A chess player ran a simulation twice to estimate the proportion of wins to expect using a new game strategy. Each time, the simulation ran a trial of 1,000 games. The first simulation returned 212 wins, and the second simulation returned 235 wins. Construct and interpret 95% confidence intervals for the outcomes of each simulation.

A: The confidence interval from the first simulation is (0.187, 0.237), and the confidence interval from the second simulation is (0.209, 0.261). For the first trial, we are 95% confident the true proportion of wins with the new game strategy is between 0.187 and 0.237. For the second trial, we are 95% confident the true proportion of wins with the new game strategy is between 0.209 and 0.261.

B: The confidence interval from the first simulation is (0.187, 0.237), and the confidence interval from the second simulation is (0.209, 0.261).
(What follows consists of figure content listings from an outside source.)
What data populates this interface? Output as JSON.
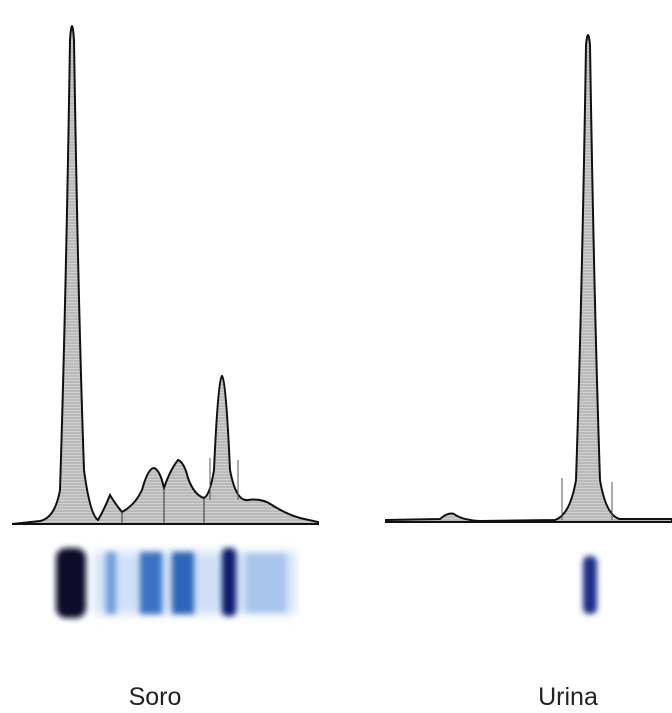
{
  "panels": [
    {
      "label": "Soro"
    },
    {
      "label": "Urina"
    }
  ]
}
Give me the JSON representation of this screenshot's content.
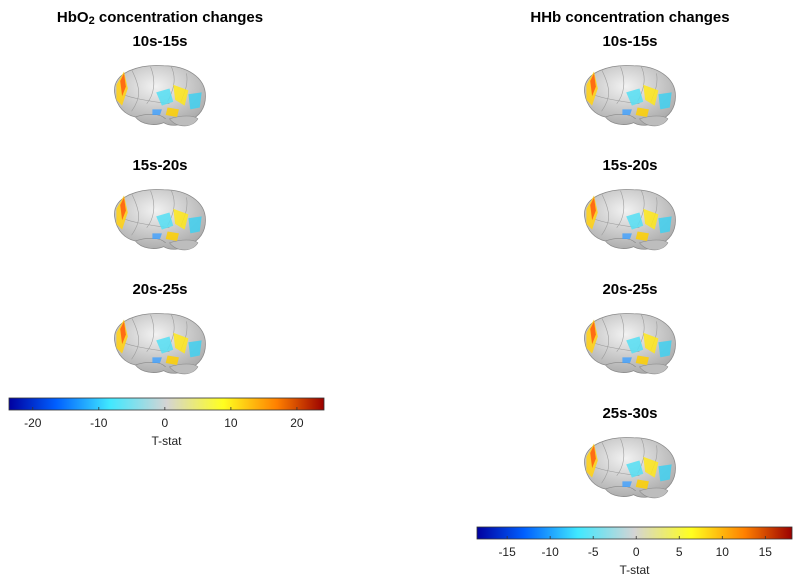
{
  "panels": [
    {
      "title": [
        "HbO",
        "2",
        " concentration changes"
      ],
      "maps": [
        {
          "label": "10s-15s"
        },
        {
          "label": "15s-20s"
        },
        {
          "label": "20s-25s"
        }
      ],
      "colorbar": {
        "label": "T-stat",
        "lim": [
          -23.6,
          24.1
        ],
        "ticks": [
          -20,
          -10,
          0,
          10,
          20
        ]
      }
    },
    {
      "title": [
        "HHb concentration changes"
      ],
      "maps": [
        {
          "label": "10s-15s"
        },
        {
          "label": "15s-20s"
        },
        {
          "label": "20s-25s"
        },
        {
          "label": "25s-30s"
        }
      ],
      "colorbar": {
        "label": "T-stat",
        "lim": [
          -18.5,
          18.1
        ],
        "ticks": [
          -15,
          -10,
          -5,
          0,
          5,
          10,
          15
        ]
      }
    }
  ]
}
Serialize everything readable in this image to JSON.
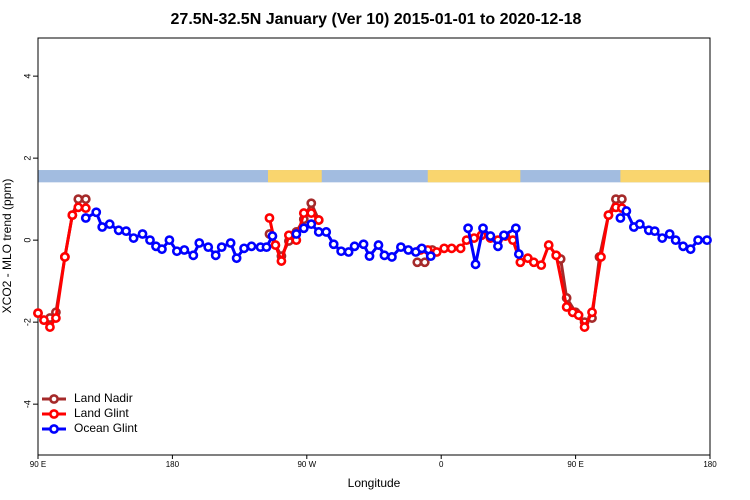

For the first trial, we are 90% confident the true proportion of wins with the new game strategy is between 0.187 and 0.237. For the second trial, we are 95% confident the true proportion of wins with the new game strategy is between 0.209 and 0.261.

C: The confidence interval from the first simulation is (0.191, 0.233), and the confidence interval from the second simulation is (0.213, 0.257). For the first trial, we are 95% confident the true proportion of wins with the new game strategy is between 0.191 and 0.233. For the second trial, we are 95% confident the true proportion of wins with the new game strategy is between 0.213 and 0.257.
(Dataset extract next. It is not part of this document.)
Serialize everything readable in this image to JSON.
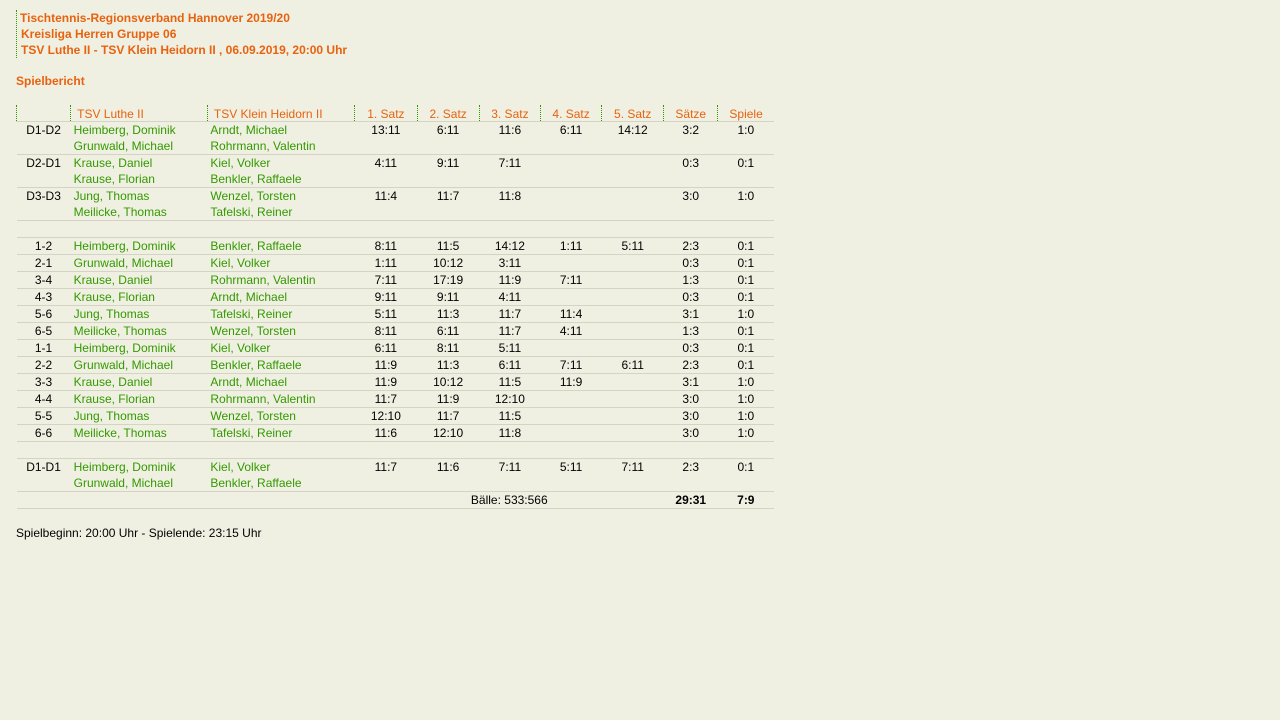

D: The confidence interval from the first simulation is (0.191, 0.233) and the confidence interval from the second simulation is (0.213, 0.257). For the first trial, we are 90% confident the true proportion of wins with the new game strategy is between 0.191 and 0.233. For the second trial, we are 90% confident the true proportion of wins with the new game strategy is between 0.213 and 0.257.